PENDLETON — Since the pandemic began, Maj. DeWayne Halstad of the Salvation Army has spent nearly every day in his car, driving hundreds of hours and delivering countless meals to those in need.
The organization has been hard at work for months, too, bringing thousands of meals to those who have lost their jobs during an economic catastrophe that has left one in eight American households without enough to eat, according to the New York Times.
“People have wanted help. They don’t know what they’re going to do,” Halstad said. “People lost jobs. They’ve wanted to come get some food. Some have just been passing through for a meal.”
Halstad estimates that before the pandemic, the Salvation Army would deliver as many as 50 meals a day. But when things took a turn for the worse, they began to deliver closer to 150 per day. And they haven’t been able to serve seconds like they used to.
But on Thanksgiving, the Salvation Army will be serving more than 200 to-go meals to those in need. They will also be delivering around 100 meals door-to-door, dozens more than in recent years, Halstad said.
People who would like to receive to-go meals — which include turkey, cranberry sauce, mashed potatoes, stuffing, pie with whipped cream and a roll — can get them at the Salvation Army’s main building in Pendleton, 150 S.E. Emigrant Ave.
Halstad said they will be focusing deliveries on senior citizens and people who are concerned for their health and do not wish to leave their homes.
In recent weeks, Halstad chatted with his volunteers, who were worried that, given the pandemic, people wouldn’t be as giving. The opposite has happened, as the local hospital and several businesses have donated food every week.

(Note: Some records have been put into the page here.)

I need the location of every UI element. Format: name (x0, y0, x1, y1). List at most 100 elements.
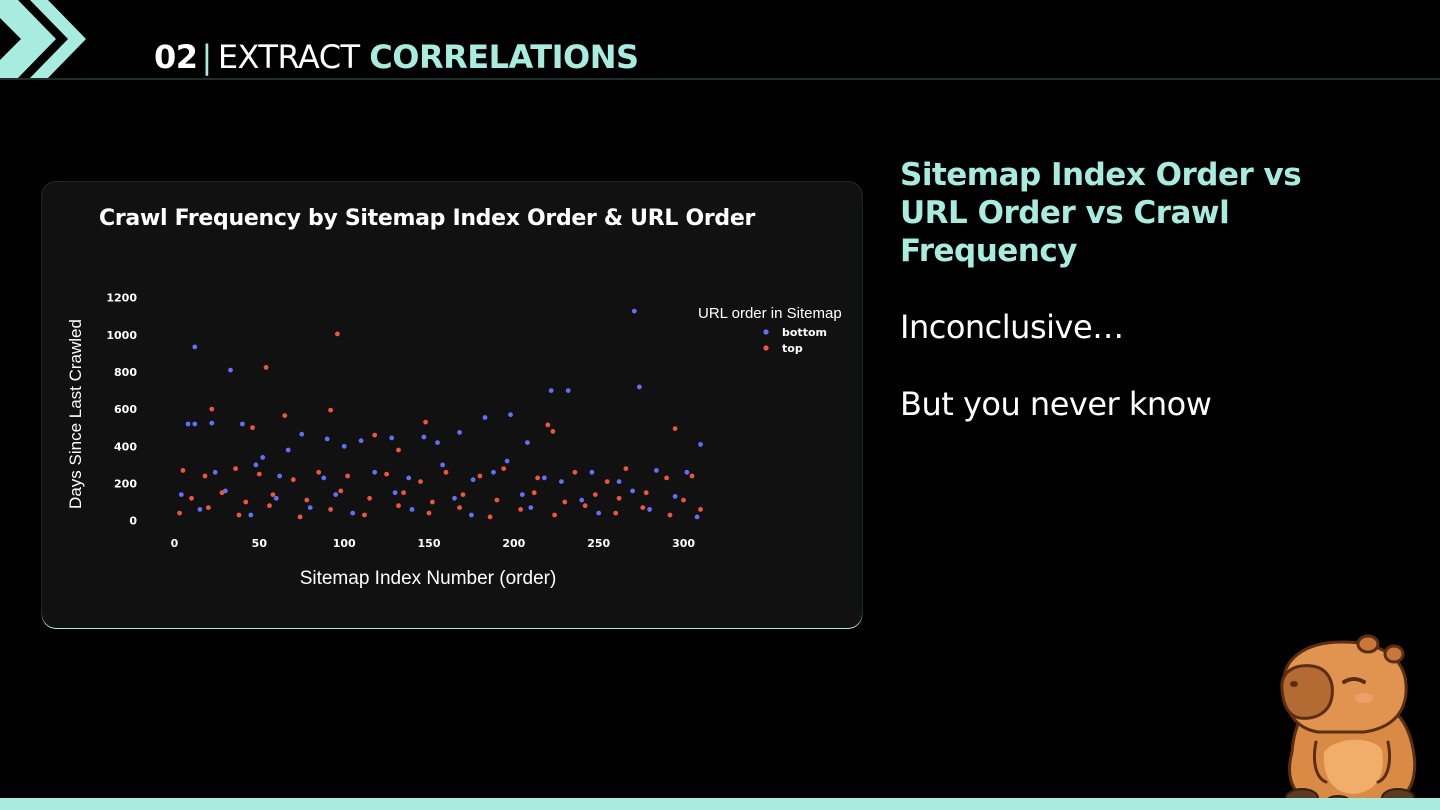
scatter-point-bottom (631, 308, 637, 314)
scatter-point-bottom (248, 512, 254, 518)
scatter-point-top (189, 495, 194, 501)
scatter-point-bottom (212, 469, 218, 475)
scatter-point-top (304, 497, 310, 503)
scatter-point-top (613, 510, 619, 516)
x-tick-label: 300 (672, 537, 695, 550)
scatter-point-top (443, 469, 449, 475)
footer-accent-bar (0, 798, 1440, 810)
scatter-point-bottom (672, 494, 678, 499)
scatter-point-top (177, 510, 183, 516)
scatter-point-bottom (178, 492, 184, 497)
scatter-point-top (256, 471, 262, 477)
scatter-point-bottom (579, 497, 585, 503)
scatter-point-top (681, 497, 686, 503)
scatter-point-top (477, 473, 483, 479)
scatter-chart: 0 200 400 600 800 1000 1200 0 50 100 150 200 250 300… (66, 292, 842, 589)
scatter-point-top (243, 499, 249, 505)
scatter-point-top (423, 419, 428, 425)
scatter-point-bottom (684, 469, 690, 475)
scatter-point-top (640, 505, 646, 510)
scatter-point-top (535, 475, 540, 481)
scatter-point-top (372, 432, 378, 438)
scatter-point-bottom (409, 507, 415, 512)
scatter-point-top (367, 495, 372, 501)
scatter-point-top (698, 507, 703, 512)
scatter-point-top (263, 365, 269, 370)
y-tick-label: 800 (114, 366, 137, 379)
scatter-point-bottom (548, 388, 554, 393)
scatter-point-top (418, 479, 423, 484)
scatter-point-bottom (452, 495, 457, 501)
scatter-point-bottom (637, 384, 642, 390)
scatter-point-bottom (528, 505, 534, 510)
scatter-point-top (180, 468, 186, 473)
scatter-point-top (384, 471, 389, 477)
scatter-point-bottom (647, 507, 652, 512)
scatter-point-bottom (277, 473, 283, 479)
x-axis-label: Sitemap Index Number (order) (300, 568, 557, 589)
scatter-point-bottom (525, 440, 530, 445)
y-tick-label: 200 (114, 477, 137, 490)
scatter-point-top (396, 447, 401, 453)
scatter-point-top (401, 490, 406, 496)
scatter-point-bottom (392, 490, 398, 496)
scatter-point-bottom (285, 447, 291, 453)
chevron-logo-icon (0, 0, 86, 78)
scatter-point-top (604, 479, 610, 484)
scatter-point-top (545, 422, 551, 428)
x-tick-label: 50 (252, 537, 268, 550)
scatter-point-bottom (350, 510, 356, 516)
scatter-point-bottom (372, 469, 378, 475)
y-tick-label: 1200 (106, 292, 137, 305)
y-tick-label: 1000 (106, 329, 137, 342)
scatter-point-bottom (358, 438, 364, 444)
scatter-point-top (362, 512, 367, 518)
scatter-point-top (487, 514, 493, 520)
scatter-point-top (494, 497, 500, 503)
scatter-point-top (338, 488, 344, 494)
scatter-point-top (335, 331, 340, 337)
scatter-point-top (316, 469, 322, 475)
scatter-point-bottom (470, 477, 476, 483)
scatter-point-bottom (565, 388, 571, 393)
scatter-point-bottom (324, 436, 330, 442)
scatter-point-top (290, 477, 296, 483)
scatter-point-top (297, 514, 303, 520)
scatter-point-top (328, 507, 333, 512)
legend-entry-bottom: bottom (782, 326, 827, 339)
scatter-point-top (250, 425, 255, 431)
scatter-point-bottom (406, 475, 412, 481)
scatter-point-top (623, 466, 629, 471)
legend-title: URL order in Sitemap (698, 305, 842, 322)
legend-entry-top: top (782, 342, 803, 355)
scatter-point-bottom (389, 435, 395, 441)
scatter-point-top (267, 503, 272, 509)
scatter-point-top (562, 499, 568, 505)
y-tick-label: 0 (129, 515, 137, 528)
scatter-point-bottom (307, 505, 313, 510)
scatter-point-bottom (333, 492, 339, 497)
title-separator: | (201, 38, 213, 76)
scatter-point-bottom (596, 510, 602, 516)
scatter-point-top (518, 507, 523, 512)
scatter-point-top (572, 469, 578, 475)
scatter-point-top (460, 492, 466, 497)
scatter-point-top (396, 503, 401, 509)
scatter-point-top (592, 492, 598, 497)
scatter-point-bottom (491, 469, 496, 475)
scatter-point-top (531, 490, 537, 496)
title-accent-word: CORRELATIONS (369, 38, 639, 76)
scatter-point-bottom (260, 455, 266, 460)
scatter-point-top (689, 473, 695, 479)
scatter-point-top (209, 406, 215, 412)
scatter-point-top (430, 499, 435, 505)
scatter-point-top (233, 466, 239, 471)
scatter-point-bottom (654, 468, 659, 473)
scatter-point-bottom (253, 462, 259, 468)
scatter-point-top (457, 505, 462, 510)
scatter-point-bottom (504, 458, 510, 464)
scatter-point-bottom (508, 412, 513, 418)
scatter-point-bottom (321, 475, 327, 481)
x-tick-label: 100 (333, 537, 356, 550)
scatter-point-bottom (209, 420, 215, 426)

“When the pandemic hit, we were really worried about having donations drop, that people wouldn’t be giving,” he said. “But the community has really stepped up and helped. Otherwise, we wouldn’t be able to have the Thanksgiving that we’re doing.”
Halstad said that they have received support in the form of turkeys, potatoes and financial donations. The donations are needed, too, as the pandemic has made things much more expensive for the Salvation Army. Halstad estimates the organization is spending at least $10,000 more per year than most years on things like to-go boxes for delivering meals and water bottles.
Due to the pandemic, the number of volunteers for the Salvation Army Thanksgiving meal has been cut in half, from 20 to 10. They’ve also had to turn volunteers away to keep their numbers low and ensure they are remaining safe and cautious.
“It’s been really hard to get people out to work nowadays,” he said.
Despite the challenging times, Halstad said he hopes to raise $40,000 this holiday season. Halstad and the Salvation Army also have goals this holiday season to bring presents to 300 families as part of the “Rescue Christmas” program.
For Halstad, who is a pastor, not being able to minister to his congregation throughout the pandemic has been his biggest personal struggle. His biggest hope, though, is for next year to be better, and that soon enough things will resolve to some semblance of normalcy, all so that he can keep giving.